Pipelines#

A pipeline file (in YAML format) describes a sequence of computational steps that transform and connect data. Each step can be either a pipeline (complex multi-action unit) or a snippet (atomic reusable component). Dependencies between steps define their execution order.

Note

API 2.1.0 is recommended for new pipelines. It provides a flat, declarative structure that is easier to read and write while supporting complex workflows.

Info Section#

Required fields:

  • description: Brief explanation of pipeline purpose

  • api: API version (2.1.0 recommended, 2.0.0 supported)

Optional fields:

  • arguments: Documentation for pipeline arguments

  • defaults: Default values for arguments

  • batches: Batch processing configurations

Example with all fields:

info:
  description: Process multiple FASTA files
  date: 2025-06-01
  api: 2.1.0
  arguments:
    input_dir: Directory containing FASTA files
    output_dir: Output directory for results
  defaults:
    threads: 4
    quality: "high"
  batches:
    sample_sheet:
      required: ["sample_id", "fasta_file"]
      optional: ["quality"]
      snippet: process_fasta

Steps/Items#

Step types:

  • snippet: Single task execution

  • pipeline: Nested pipeline execution

  • batch_snippet: Parallel snippet execution across batch items

  • batch_pipeline: Parallel pipeline execution across batch items

Defines all pipeline components at a single hierarchical level. Dependencies determine execution order.
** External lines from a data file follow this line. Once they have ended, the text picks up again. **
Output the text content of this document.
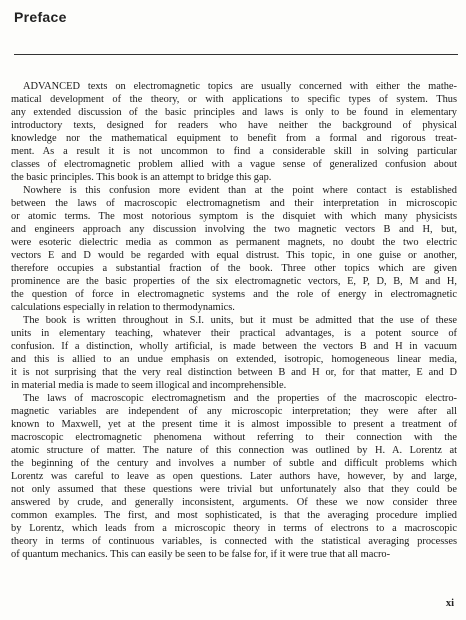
Preface

ADVANCED texts on electromagnetic topics are usually concerned with either the mathe-
matical development of the theory, or with applications to specific types of system. Thus
any extended discussion of the basic principles and laws is only to be found in elementary
introductory texts, designed for readers who have neither the background of physical
knowledge nor the mathematical equipment to benefit from a formal and rigorous treat-
ment. As a result it is not uncommon to find a considerable skill in solving particular
classes of electromagnetic problem allied with a vague sense of generalized confusion about
the basic principles. This book is an attempt to bridge this gap.

Nowhere is this confusion more evident than at the point where contact is established
between the laws of macroscopic electromagnetism and their interpretation in microscopic
or atomic terms. The most notorious symptom is the disquiet with which many physicists
and engineers approach any discussion involving the two magnetic vectors B and H, but,
were esoteric dielectric media as common as permanent magnets, no doubt the two electric
vectors E and D would be regarded with equal distrust. This topic, in one guise or another,
therefore occupies a substantial fraction of the book. Three other topics which are given
prominence are the basic properties of the six electromagnetic vectors, E, P, D, B, M and H,
the question of force in electromagnetic systems and the role of energy in electromagnetic
calculations especially in relation to thermodynamics.

The book is written throughout in S.I. units, but it must be admitted that the use of these
units in elementary teaching, whatever their practical advantages, is a potent source of
confusion. If a distinction, wholly artificial, is made between the vectors B and H in vacuum
and this is allied to an undue emphasis on extended, isotropic, homogeneous linear media,
it is not surprising that the very real distinction between B and H or, for that matter, E and D
in material media is made to seem illogical and incomprehensible.

The laws of macroscopic electromagnetism and the properties of the macroscopic electro-
magnetic variables are independent of any microscopic interpretation; they were after all
known to Maxwell, yet at the present time it is almost impossible to present a treatment of
macroscopic electromagnetic phenomena without referring to their connection with the
atomic structure of matter. The nature of this connection was outlined by H. A. Lorentz at
the beginning of the century and involves a number of subtle and difficult problems which
Lorentz was careful to leave as open questions. Later authors have, however, by and large,
not only assumed that these questions were trivial but unfortunately also that they could be
answered by crude, and generally inconsistent, arguments. Of these we now consider three
common examples. The first, and most sophisticated, is that the averaging procedure implied
by Lorentz, which leads from a microscopic theory in terms of electrons to a macroscopic
theory in terms of continuous variables, is connected with the statistical averaging processes
of quantum mechanics. This can easily be seen to be false for, if it were true that all macro-

xi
Each step key is a unique identifier used in depends_on lists.

steps:
  step_1_fastq_to_bam:
    name: gatk4_fastq_to_bam
    type: pipeline
    depends_on: []
    arguments:
      --bam_output: '%(bam_markdups)s'
      --sample_name: '%(sample_name)s'
      --fastq_batch: '%(fastq_batch)s'
      --dup_metrics: '%(dup_metrics)s'
      --tmp_dir: '%(tmp_dir)s'

  step_2_base_recalibrator:
    name: gatk_base_recalibrator
    type: snippet
    depends_on: [step_1_fastq_to_bam]
    arguments:
      -i: '%(bam_markdups)s'
      -o: '%(recalibration_table)s'

  step_3_apply_bsqr:
    name: gatk_apply_BSQR
    type: snippet
    depends_on: [step_2_base_recalibrator]
    arguments:
      -i: '%(bam_markdups)s'
      -o: '%(bam_recalibrated)s'
      -r: '%(recalibration_table)s'

Dependencies

Each step lists the other steps it depends on under depends_on. Dependencies define which steps must complete before the current one can run.

Rules:

  • depends_on accepts a list of step IDs (e.g., [step_1_fastq_to_bam]).
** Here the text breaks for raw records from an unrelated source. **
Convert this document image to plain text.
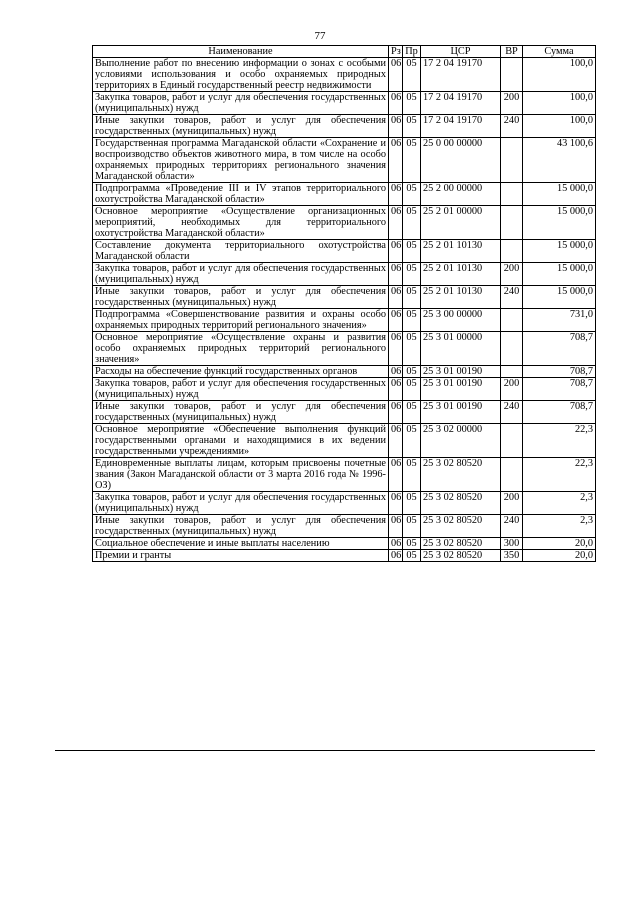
77
Наименование	Рз	Пр	ЦСР	ВР	Сумма
Выполнение работ по внесению информации о зонах с особыми условиями использования и особо охраняемых природных территориях в Единый государственный реестр недвижимости	06	05	17 2 04 19170		100,0
Закупка товаров, работ и услуг для обеспечения государственных (муниципальных) нужд	06	05	17 2 04 19170	200	100,0
Иные закупки товаров, работ и услуг для обеспечения государственных (муниципальных) нужд	06	05	17 2 04 19170	240	100,0
Государственная программа Магаданской области «Сохранение и воспроизводство объектов животного мира, в том числе на особо охраняемых природных территориях регионального значения Магаданской области»	06	05	25 0 00 00000		43 100,6
Подпрограмма «Проведение III и IV этапов территориального охотустройства Магаданской области»	06	05	25 2 00 00000		15 000,0
Основное мероприятие «Осуществление организационных мероприятий, необходимых для территориального охотустройства Магаданской области»	06	05	25 2 01 00000		15 000,0
Составление документа территориального охотустройства Магаданской области	06	05	25 2 01 10130		15 000,0
Закупка товаров, работ и услуг для обеспечения государственных (муниципальных) нужд	06	05	25 2 01 10130	200	15 000,0
Иные закупки товаров, работ и услуг для обеспечения государственных (муниципальных) нужд	06	05	25 2 01 10130	240	15 000,0
Подпрограмма «Совершенствование развития и охраны особо охраняемых природных территорий регионального значения»	06	05	25 3 00 00000		731,0
Основное мероприятие «Осуществление охраны и развития особо охраняемых природных территорий регионального значения»	06	05	25 3 01 00000		708,7
Расходы на обеспечение функций государственных органов	06	05	25 3 01 00190		708,7
Закупка товаров, работ и услуг для обеспечения государственных (муниципальных) нужд	06	05	25 3 01 00190	200	708,7
Иные закупки товаров, работ и услуг для обеспечения государственных (муниципальных) нужд	06	05	25 3 01 00190	240	708,7
Основное мероприятие «Обеспечение выполнения функций государственными органами и находящимися в их ведении государственными учреждениями»	06	05	25 3 02 00000		22,3
Единовременные выплаты лицам, которым присвоены почетные звания (Закон Магаданской области от 3 марта 2016 года № 1996-ОЗ)	06	05	25 3 02 80520		22,3
Закупка товаров, работ и услуг для обеспечения государственных (муниципальных) нужд	06	05	25 3 02 80520	200	2,3
Иные закупки товаров, работ и услуг для обеспечения государственных (муниципальных) нужд	06	05	25 3 02 80520	240	2,3
Социальное обеспечение и иные выплаты населению	06	05	25 3 02 80520	300	20,0
Премии и гранты	06	05	25 3 02 80520	350	20,0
  • Steps without dependencies ([]) are roots and execute first.

  • A step can depend on multiple others to represent joins or merges.

Example:

depends_on: [step_2_prepare_data, step_3_generate_reference]

Arguments

Arguments define how parameters and data are passed into each pipeline or snippet. They correspond to command-line or workflow parameters and can take one of several forms.

  1. Simple Arguments

Most arguments are direct string references or expressions:

arguments:
  -i: '%(bam_input)s'
  -o: '%(recalibrated_bam)s'
  --threads: 8

The value may use string interpolation with pipeline variables (%(variable_name)s).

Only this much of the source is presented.